Teachers and the other investors terminated the agreement in December, 2008, around the time the Supreme Court of Canada issued its reasons for its decision. Canada’s highest court would have restored a decision by a Quebec lower court to not block the deal.
“As a result of the announcement of the arrangement, the credit ratings of the debentures by the time of trial had been downgraded from investment grade to below investment grade,” the Supreme Court of Canada noted in 2008 in BCE.
Despite that downgrade, the trial judge in BCE ruled that the proposed buyout “did not breach the reasonable expectations of the debentureholders; that the transaction was not oppressive by reason of rendering the debentureholders vulnerable; and that BCE and its directors had not unfairly disregarded the interests of the debentureholders.”
Corporate directors have both a fiduciary duty to the corporation and “duty to exercise the care, diligence and skill of a reasonably prudent person in comparable circumstances,” the Supreme Court of Canada noted in BCE.

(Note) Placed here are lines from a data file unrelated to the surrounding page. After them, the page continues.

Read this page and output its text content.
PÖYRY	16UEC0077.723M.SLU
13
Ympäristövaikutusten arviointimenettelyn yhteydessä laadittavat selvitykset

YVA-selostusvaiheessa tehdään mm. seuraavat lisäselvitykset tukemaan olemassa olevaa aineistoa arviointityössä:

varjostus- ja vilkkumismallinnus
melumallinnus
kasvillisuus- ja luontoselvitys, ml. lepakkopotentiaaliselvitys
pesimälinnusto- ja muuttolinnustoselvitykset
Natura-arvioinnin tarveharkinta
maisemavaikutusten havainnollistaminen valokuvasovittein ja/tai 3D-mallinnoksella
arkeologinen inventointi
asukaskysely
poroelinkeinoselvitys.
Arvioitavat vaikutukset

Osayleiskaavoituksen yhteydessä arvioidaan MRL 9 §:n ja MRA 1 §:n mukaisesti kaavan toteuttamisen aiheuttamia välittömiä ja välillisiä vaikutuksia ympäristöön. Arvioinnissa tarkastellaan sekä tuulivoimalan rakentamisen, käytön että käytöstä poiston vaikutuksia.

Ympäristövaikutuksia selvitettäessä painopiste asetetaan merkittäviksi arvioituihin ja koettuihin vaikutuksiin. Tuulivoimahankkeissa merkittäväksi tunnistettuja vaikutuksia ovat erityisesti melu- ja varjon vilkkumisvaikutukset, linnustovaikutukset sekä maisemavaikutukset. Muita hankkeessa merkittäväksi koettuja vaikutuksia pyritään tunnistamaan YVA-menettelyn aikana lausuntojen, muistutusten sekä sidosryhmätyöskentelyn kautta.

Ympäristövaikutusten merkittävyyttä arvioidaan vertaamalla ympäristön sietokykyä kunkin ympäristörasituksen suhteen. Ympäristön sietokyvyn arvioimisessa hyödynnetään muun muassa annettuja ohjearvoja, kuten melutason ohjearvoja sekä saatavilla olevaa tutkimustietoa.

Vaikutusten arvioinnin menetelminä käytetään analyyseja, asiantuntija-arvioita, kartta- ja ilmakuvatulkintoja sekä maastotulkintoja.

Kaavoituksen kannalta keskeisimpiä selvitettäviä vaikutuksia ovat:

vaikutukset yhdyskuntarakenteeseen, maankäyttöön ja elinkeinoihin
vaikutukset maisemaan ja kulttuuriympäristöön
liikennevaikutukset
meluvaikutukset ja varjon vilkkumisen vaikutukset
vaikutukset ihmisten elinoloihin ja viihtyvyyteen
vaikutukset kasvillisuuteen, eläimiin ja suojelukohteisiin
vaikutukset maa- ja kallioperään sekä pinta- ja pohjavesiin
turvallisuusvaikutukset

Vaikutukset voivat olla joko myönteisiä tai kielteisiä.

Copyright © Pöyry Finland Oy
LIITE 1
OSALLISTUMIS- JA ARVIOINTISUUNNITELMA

“The fiduciary duty of the directors to the corporation originated in the common law,” the Supreme Court of Canada added. “It is a duty to act in the best interests of the corporation. Often the interests of shareholders and stakeholders are co-extensive with the interests of the corporation.”
The Canada Business Corporations Act provides for derivative actions. Under Section 239 of CBCA, stakeholders can “enforce the directors’ duty to the corporation when the directors are themselves unwilling to do so,” the Supreme Court of Canada noted in BCE.
Section 241 of CBCA provides for an oppression remedy, which “focuses on harm to the legal and equitable interests of stakeholders affected by oppressive acts of a corporation or its directors,” the Supreme Court of Canada wrote in BCE. “This remedy is available to a wide range of stakeholders – security holders, creditors, directors and officers”.
In the 2008 BCE ruling, Canada’s highest court established two “prongs” for inquiring as to whether there was an oppression.
“The first prong of the inquiry is to establish whether the petitioner’s reasonable expectations were breached,” Justice Hamilton wrote in 2014 in Alharayeri. “Once a breach of reasonable expectations is established, the second prong is to consider whether the reasonable expectation was violated by conduct falling within the terms ‘oppression’, ‘unfair prejudice’ or ‘unfair disregard’ of a relevant interest. The Court held that ‘oppression’ means conduct that is coercive and abusive and suggests bad faith, that ‘unfair prejudice’ may admit of a less culpable state of mind that nevertheless has unfair consequences, and that ‘unfair disregard’ means ignoring an interest as being of no importance, contrary to the petitioner’s reasonable expectations.”